Harmless drudgery

nkuitse on 2004-04-08T20:25:21

I don't know if anyone's interested, but I've released a new version of my English word list:

http://www.nkuitse.com/freli/

It's small, sleek, and the cause of much typing and eye strain for yours truly.

Factoids...

Number of entries: 50,000

Number of entries that I've checked: 50,000

Number of entries added since the last release: ca. 11,000

Number of part-of-speech indications: 50,000

Number of definitions: 0

Number of proper nouns: 0

How I add entries:

$ frop add 'kerfuffle (n)'
$ cat new-words | frop add
$ frop review
** Press 'y' to add a word, 'n' to reject it, or space to skip it **
...
$ frop commit


Resources I use to discover words and decide what to add:
  • Project Gutenberg
  • /usr/share/dict/web2
  • dict
  • google
  • Random House Webster's Unabridged Dictionary (2nd ed.)
  • The American Heritage Dictionary of the English Language (2nd ed.)
  • The Compact Oxford English Dictionary
  • My poor overtaxed brain
To make a long story short: Lexicography is hard work (and FRELI's only a word list, not a dictionary).


Moby Lexicon

TorgoX on 2004-04-09T01:16:24

Also maybe use the Moby Lexicons as a source?

Re: Moby Lexicon

nkuitse on 2004-04-10T14:52:49

Thanks for the pointer.
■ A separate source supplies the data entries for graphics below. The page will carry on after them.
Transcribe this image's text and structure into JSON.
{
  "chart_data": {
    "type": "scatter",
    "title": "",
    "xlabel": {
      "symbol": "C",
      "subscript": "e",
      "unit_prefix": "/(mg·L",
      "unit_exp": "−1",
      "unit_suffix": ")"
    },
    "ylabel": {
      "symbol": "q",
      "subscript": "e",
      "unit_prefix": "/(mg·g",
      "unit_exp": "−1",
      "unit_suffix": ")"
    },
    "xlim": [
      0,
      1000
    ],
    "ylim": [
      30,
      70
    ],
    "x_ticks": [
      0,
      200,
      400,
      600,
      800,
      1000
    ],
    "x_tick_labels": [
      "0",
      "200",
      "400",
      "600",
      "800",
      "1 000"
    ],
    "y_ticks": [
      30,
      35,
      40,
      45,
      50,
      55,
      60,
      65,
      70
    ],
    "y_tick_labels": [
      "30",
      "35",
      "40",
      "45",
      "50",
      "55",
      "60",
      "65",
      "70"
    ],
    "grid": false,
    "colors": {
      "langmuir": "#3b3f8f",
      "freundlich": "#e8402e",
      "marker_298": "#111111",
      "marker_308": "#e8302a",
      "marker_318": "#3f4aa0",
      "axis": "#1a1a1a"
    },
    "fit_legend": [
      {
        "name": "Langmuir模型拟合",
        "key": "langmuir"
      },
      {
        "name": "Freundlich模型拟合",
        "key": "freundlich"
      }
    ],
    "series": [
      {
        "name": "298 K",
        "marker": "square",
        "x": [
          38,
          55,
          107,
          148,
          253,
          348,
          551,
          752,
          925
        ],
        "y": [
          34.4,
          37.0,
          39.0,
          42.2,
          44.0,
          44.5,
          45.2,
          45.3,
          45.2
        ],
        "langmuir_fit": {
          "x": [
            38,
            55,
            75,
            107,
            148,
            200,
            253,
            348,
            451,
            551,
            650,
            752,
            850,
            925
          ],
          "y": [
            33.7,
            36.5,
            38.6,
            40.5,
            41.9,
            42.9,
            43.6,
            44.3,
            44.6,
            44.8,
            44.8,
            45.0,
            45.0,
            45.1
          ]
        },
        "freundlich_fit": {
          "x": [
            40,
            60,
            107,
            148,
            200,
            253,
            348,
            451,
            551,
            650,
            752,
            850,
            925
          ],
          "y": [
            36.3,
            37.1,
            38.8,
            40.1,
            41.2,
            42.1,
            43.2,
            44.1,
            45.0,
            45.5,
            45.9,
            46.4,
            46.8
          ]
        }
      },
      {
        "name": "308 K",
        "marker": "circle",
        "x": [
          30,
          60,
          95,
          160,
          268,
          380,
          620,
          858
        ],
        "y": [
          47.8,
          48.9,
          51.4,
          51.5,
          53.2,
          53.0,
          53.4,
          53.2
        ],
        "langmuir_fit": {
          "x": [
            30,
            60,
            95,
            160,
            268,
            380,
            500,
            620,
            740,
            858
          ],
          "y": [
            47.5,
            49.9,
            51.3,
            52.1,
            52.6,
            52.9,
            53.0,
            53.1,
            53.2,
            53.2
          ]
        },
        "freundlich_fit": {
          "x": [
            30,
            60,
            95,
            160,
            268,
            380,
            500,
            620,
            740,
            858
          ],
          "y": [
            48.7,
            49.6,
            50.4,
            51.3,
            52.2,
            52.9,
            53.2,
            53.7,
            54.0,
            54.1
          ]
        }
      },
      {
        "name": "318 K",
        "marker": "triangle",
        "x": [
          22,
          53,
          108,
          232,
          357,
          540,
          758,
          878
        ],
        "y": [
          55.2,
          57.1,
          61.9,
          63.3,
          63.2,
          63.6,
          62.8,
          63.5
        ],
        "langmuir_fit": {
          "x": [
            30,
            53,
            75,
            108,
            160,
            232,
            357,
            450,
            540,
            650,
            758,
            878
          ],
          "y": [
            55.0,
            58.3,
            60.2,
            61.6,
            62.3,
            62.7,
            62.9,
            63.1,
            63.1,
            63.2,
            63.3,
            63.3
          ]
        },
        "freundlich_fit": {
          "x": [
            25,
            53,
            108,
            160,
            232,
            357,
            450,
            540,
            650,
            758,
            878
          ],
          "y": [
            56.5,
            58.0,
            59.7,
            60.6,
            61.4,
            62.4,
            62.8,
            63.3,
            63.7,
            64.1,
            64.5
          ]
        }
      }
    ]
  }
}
I considered using the Moby Lexicon as one of my sources when I first created the list, but I don't recall if I actually did. Time to take another look!

My principle sources were Roget's International Thesaurus (the 1911 edition that's in the public domain) and the data files in the Link Grammar project, because these provided part-of-speech information.